Pemerintah Provinsi Sulawesi Selatan juga terus mendorong program pembinaan UMKM melalui pelatihan, fasilitasi akses permodalan, serta perluasan pasar berbasis digital.
Menurut dia, penguatan UMKM menjadi salah satu fokus Pemerintah Provinsi Sulawesi Selatan dalam mendorong pertumbuhan ekonomi daerah yang inklusif dan berkelanjutan.

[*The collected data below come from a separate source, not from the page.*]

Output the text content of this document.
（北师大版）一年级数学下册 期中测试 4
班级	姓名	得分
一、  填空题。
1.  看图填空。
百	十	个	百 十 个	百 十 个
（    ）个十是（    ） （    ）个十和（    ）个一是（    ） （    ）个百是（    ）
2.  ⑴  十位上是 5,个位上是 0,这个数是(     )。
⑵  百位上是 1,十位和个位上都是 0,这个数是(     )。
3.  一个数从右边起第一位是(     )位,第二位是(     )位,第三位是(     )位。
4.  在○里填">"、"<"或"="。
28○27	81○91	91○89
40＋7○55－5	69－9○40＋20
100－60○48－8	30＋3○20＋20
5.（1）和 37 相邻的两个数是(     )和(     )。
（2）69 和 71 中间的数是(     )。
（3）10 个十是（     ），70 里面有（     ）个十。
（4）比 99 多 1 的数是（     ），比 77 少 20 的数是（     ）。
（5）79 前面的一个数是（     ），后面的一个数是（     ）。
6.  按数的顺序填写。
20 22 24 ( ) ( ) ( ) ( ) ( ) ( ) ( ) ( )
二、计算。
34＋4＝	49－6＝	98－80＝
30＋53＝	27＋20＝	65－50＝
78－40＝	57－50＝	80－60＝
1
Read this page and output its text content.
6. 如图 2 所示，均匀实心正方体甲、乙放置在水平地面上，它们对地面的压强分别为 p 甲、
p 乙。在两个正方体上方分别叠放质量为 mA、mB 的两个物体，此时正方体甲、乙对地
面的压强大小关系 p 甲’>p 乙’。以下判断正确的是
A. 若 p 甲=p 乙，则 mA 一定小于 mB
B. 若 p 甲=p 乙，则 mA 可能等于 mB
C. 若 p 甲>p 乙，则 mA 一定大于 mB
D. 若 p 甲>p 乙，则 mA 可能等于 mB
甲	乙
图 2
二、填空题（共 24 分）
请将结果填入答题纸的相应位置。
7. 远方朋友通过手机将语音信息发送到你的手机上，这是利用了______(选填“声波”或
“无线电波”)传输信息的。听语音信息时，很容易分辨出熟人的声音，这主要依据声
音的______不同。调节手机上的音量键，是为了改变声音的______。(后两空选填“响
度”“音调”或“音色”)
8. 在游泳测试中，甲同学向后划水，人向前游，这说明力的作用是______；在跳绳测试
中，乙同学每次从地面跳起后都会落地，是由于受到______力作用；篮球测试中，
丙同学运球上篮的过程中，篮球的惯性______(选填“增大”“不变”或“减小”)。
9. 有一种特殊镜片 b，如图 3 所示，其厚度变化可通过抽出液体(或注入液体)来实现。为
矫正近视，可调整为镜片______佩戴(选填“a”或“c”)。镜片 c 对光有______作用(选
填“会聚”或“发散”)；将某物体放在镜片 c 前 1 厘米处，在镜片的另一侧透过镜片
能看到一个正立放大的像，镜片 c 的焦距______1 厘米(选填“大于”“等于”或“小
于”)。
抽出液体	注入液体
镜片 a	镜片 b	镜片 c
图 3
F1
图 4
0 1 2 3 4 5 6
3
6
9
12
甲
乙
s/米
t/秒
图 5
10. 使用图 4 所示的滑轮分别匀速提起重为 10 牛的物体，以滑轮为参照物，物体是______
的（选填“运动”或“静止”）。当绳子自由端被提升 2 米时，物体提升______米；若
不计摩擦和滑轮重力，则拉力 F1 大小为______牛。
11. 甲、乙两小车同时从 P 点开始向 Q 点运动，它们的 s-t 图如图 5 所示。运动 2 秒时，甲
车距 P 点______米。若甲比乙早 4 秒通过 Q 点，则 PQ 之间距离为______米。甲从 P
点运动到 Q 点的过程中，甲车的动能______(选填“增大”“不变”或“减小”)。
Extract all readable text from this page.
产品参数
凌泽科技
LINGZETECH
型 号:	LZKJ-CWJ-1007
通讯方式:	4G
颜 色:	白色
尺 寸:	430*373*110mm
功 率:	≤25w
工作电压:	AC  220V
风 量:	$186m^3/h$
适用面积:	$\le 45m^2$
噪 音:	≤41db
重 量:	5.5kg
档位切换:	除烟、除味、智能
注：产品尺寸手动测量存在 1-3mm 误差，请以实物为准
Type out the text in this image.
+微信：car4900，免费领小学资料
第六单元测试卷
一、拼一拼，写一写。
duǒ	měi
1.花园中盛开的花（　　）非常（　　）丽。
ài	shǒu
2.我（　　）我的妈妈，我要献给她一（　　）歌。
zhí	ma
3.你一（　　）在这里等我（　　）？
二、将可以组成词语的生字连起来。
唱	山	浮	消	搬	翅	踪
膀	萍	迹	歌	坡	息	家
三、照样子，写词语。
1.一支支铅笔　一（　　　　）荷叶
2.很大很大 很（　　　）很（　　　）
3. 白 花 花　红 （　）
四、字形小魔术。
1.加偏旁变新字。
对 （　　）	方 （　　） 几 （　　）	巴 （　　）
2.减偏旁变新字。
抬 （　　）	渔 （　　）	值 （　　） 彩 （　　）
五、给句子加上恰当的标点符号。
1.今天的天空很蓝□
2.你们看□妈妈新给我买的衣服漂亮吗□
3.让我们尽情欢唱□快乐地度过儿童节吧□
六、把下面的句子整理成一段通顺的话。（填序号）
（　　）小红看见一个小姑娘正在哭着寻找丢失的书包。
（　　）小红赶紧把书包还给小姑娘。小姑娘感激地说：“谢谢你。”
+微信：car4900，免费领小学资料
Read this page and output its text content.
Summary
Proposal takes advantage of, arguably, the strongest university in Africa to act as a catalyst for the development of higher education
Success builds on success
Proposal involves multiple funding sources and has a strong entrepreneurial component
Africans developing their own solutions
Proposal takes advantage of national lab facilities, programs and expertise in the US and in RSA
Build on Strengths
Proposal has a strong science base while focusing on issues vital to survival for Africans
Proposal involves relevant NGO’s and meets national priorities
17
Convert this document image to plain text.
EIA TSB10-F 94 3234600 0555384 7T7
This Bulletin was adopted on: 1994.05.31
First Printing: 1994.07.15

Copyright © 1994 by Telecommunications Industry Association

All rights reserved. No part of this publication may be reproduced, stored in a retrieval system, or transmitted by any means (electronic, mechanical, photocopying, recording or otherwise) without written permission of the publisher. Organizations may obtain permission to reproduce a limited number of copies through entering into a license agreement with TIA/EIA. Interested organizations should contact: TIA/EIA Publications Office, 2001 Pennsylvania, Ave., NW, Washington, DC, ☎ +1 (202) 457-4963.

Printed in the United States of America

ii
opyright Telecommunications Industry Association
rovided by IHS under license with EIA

Tenun emas menjadi salah satu produk unggulan UMKM Sidrap yang terus dikembangkan untuk mendukung ekonomi kreatif daerah.
Upaya tersebut juga diarahkan untuk memperkuat hilirisasi produk unggulan daerah agar memiliki nilai tambah dan daya saing, baik di pasar nasional maupun global.
Kunjungan ini menjadi bagian dari komitmen Pemprov Sulsel dalam mendorong UMKM naik kelas sekaligus menjaga keberlanjutan warisan budaya lokal di tengah arus modernisasi.